Prof. Katherine Butler Schofield awarded the AMS Otto Kindledey Award

RMA member Professor Katherine Butler Schofield is the 2025 recipient of the American Musicological Society’s Otto Kinkeldey Award, for her book Music and Musicians in Late Mughal India: Histories of the Ephemeral, 1748–1858 (Cambridge University Press, 2024).

The Otto Kinkeldey Award is presented annually to “honour a musicological book of exceptional merit published by a scholar who is past the early stages of their career”.

Past recipients of the award include Susan McClary, Richard Taruskin, Martha Feldman, Katharine Ellis, and last year Bettina Varwig. This is the first time since 1993 that the award has been presented for research on music outside Europe or North America.

Based on a vast, virtually unstudied archive of Indian writings alongside visual sources, Professor Schofield’s book presents the first history of music and musicians in late Mughal India c.1748–1858 and takes the lives of nine musicians as entry points into six prominent types of writing on music in Persian, Brajbhasha, Urdu and English, moving from Delhi to Lucknow, Hyderabad, Jaipur and among the British. It shows how a key Mughal cultural field responded to the political, economic and social upheaval of the transition to British rule, while addressing a central philosophical question: can we ever recapture the ephemeral experience of music once the performance is over? These rich, diverse sources shine new light on the wider historical processes of this pivotal transitional period, and provide a new history of music, musicians and their audiences during the precise period in which North Indian classical music coalesced in its modern form. 

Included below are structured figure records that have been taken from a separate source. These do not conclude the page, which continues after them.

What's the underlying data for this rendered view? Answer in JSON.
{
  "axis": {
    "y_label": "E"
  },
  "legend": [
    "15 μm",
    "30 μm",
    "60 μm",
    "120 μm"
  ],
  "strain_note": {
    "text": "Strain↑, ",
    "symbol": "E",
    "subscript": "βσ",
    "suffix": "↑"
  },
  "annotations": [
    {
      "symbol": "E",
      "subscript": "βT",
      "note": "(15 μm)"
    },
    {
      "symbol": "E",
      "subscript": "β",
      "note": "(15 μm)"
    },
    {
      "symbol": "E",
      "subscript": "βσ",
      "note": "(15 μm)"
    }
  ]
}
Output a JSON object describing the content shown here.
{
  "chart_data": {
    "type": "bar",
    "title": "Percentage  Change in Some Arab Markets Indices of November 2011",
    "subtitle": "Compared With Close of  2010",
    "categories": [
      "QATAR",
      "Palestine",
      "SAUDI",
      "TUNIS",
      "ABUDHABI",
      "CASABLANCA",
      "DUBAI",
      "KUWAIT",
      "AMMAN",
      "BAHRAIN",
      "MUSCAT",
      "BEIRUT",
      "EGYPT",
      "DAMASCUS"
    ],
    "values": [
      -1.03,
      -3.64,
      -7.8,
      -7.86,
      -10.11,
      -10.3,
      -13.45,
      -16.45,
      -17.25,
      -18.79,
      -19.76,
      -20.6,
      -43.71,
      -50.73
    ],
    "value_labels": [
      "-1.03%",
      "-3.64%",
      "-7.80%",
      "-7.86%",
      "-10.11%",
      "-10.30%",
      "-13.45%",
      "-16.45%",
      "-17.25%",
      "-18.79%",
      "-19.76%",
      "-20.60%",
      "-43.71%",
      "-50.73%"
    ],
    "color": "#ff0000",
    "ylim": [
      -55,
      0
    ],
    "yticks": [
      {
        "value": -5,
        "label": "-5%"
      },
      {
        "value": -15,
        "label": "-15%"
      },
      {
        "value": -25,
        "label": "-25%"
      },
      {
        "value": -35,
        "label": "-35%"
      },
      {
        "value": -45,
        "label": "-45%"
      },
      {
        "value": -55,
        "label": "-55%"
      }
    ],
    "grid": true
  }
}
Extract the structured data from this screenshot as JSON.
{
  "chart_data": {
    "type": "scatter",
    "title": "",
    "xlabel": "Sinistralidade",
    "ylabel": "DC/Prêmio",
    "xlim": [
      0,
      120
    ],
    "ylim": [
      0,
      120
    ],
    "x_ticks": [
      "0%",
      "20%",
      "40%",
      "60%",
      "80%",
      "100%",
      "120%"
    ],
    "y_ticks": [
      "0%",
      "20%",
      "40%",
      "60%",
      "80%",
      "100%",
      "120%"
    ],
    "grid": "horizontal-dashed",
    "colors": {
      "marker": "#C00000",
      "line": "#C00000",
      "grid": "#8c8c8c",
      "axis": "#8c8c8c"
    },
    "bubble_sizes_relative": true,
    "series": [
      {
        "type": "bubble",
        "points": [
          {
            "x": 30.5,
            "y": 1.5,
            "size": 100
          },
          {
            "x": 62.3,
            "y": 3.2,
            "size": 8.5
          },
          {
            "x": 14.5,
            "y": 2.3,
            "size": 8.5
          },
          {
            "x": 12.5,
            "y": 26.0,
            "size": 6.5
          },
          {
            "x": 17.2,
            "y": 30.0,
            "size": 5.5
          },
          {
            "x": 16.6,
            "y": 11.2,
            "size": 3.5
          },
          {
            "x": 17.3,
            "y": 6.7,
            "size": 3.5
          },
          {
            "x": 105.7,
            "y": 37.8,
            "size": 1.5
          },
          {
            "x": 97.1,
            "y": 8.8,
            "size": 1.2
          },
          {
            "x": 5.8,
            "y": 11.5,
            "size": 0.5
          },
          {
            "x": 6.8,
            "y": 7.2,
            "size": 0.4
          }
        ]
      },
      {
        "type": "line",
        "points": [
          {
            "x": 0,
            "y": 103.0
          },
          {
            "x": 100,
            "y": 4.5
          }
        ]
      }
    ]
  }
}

Katherine Butler Schofield is Professor of South Asian Music and History and Head of the Department of Music at King’s College London. A Fellow of the Royal Asiatic and Royal Historical Societies, and a recipient of major grants from the European Research Council and the British Academy, Professor Schofield draws on Persian, Hindi, English and visual sources to tell stories about musical lives in early modern and colonial India. Her latest book, Music and Musicians in Late Mughal India: Histories of the Ephemeral, 1748–1858, was described as a “masterpiece” by William Dalrymple, is winner of the 2025 Otto Kinkeldey Award of the American Musicological Society, and was one of three finalists for the 2025 Association of American Publishers Prose Award (Music Category).